Os casos de violência contra as mulheres aumentaram em 2020, de acordo com o Fundo de População das Nações Unidas (UNFPA). A cada 3 meses em que o isolamento social da Covid-19 continua, estima-se que mais 15 milhões de mulheres sejam diretamente afetadas pela violência. À medida que esta chamada “pandemia oculta” continua, o Twitter continuará a apoiar parceiros sem fins lucrativos que trabalham para trazer luz à tensão excepcionalmente intensa que a pandemia tem exercido sobre as mulheres.

Reconhecemos que o acesso a uma Internet livre e aberta é essencial. Pessoas em todo o mundo recorrem aos serviços de mídia social como o Twitter para debater sobre os direitos das mulheres e outras importantes questões sociais. A propósito, os direitos das mulheres dominaram as conversas no Twitter este ano: foram 40 milhões de Tweets sobre o assunto até o momento - e o número continua a crescer.

Além disso, desde o início do isolamento social por conta da Covid-19, foram contabilizados 1 milhão de Tweets por mês sobre violência doméstica e questões relacionadas. Serviços como o Twitter, que dependem da Internet aberta, não são apenas um meio para discutir as questões mas, para muitos, podem ser um salva-vidas e um meio de buscar ajuda.

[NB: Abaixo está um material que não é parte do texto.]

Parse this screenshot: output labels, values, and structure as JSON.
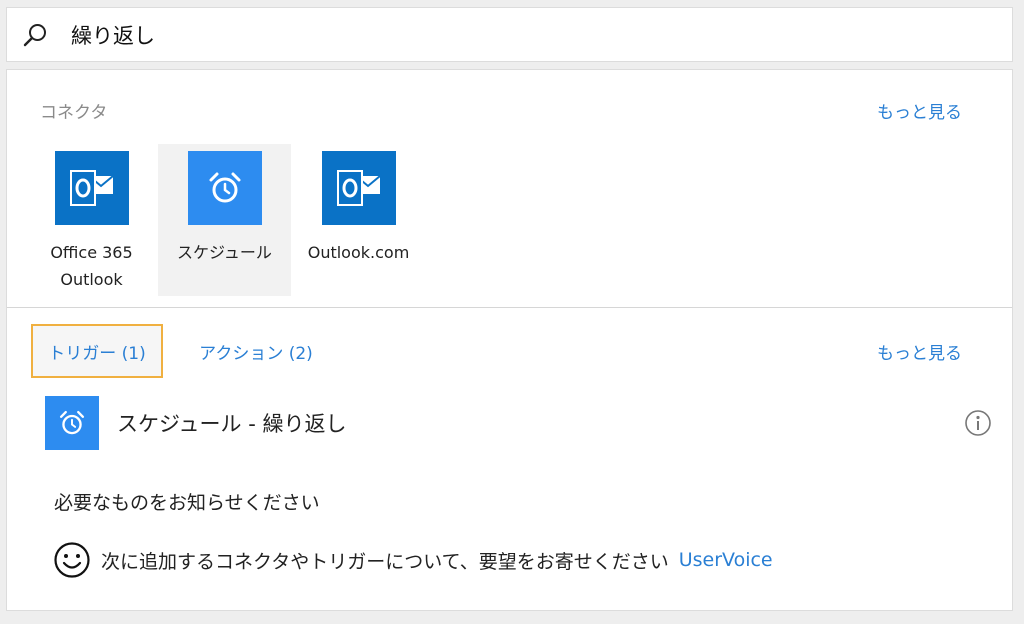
{
  "search": {
    "value": "繰り返し",
    "icon": "search-icon"
  },
  "connectors_section": {
    "label": "コネクタ",
    "see_more": "もっと見る",
    "items": [
      {
        "label": "Office 365\nOutlook",
        "icon": "outlook-icon",
        "selected": false
      },
      {
        "label": "スケジュール",
        "icon": "alarm-clock-icon",
        "selected": true
      },
      {
        "label": "Outlook.com",
        "icon": "outlook-icon",
        "selected": false
      }
    ]
  },
  "tabs": {
    "items": [
      {
        "label": "トリガー (1)",
        "active": true
      },
      {
        "label": "アクション (2)",
        "active": false
      }
    ],
    "see_more": "もっと見る"
  },
  "results": [
    {
      "label": "スケジュール - 繰り返し",
      "icon": "alarm-clock-icon",
      "info_icon": "info-icon"
    }
  ],
  "feedback": {
    "heading": "必要なものをお知らせください",
    "text": "次に追加するコネクタやトリガーについて、要望をお寄せください",
    "link": "UserVoice",
    "icon": "smiley-icon"
  },
  "colors": {
    "link": "#2a7fd4",
    "outlook_tile": "#0a72c6",
    "schedule_tile": "#2d8cf0",
    "active_tab_border": "#f0b040"
  }
}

Amplificando as conversas no Twitter

Em parceria com a ONU Mulheres e o Escritório de Direitos Humanos da ONU, estamos lançando emojis personalizados para fomentar as conversas sobre o Dia Internacional pela Eliminação da Violência contra as Mulheres, em 25 de novembro, e o Dia dos Direitos Humanos, em 10 de dezembro. Os emojis podem ser visualizados ao Tweetar com as hashtags hashtags #PinteOMundoDeLaranja, #16dias e #GeraçãoIgualdade.

Estamos apoiando organizações sem fins lucrativos em todo o mundo, oferecendo subsídios do Ads for Good a diversos parceiros para garantir que eles possam utilizar o poder da plataforma de publicidade do Twitter para alcançar mais pessoas. Ao longo dos próximos 16 dias, também daremos destaque a campanhas e mensagens regionais sobre a importância da igualdade de gênero e do combate à violência contra as mulheres a fim de aumentar o engajamento e a conscientização do tema.

No Brasil, os perfis das organizações de defesa dos direitos das mulheres @ipatriciagalvao, @revistaazmina, @BlogNegras, @minasprogramam e @anis_bioética contarão com materiais e recursos relevantes sobre a temática utilizando as hashtags da campanha, além de vídeos com orientações sobre rede de apoio para vítimas.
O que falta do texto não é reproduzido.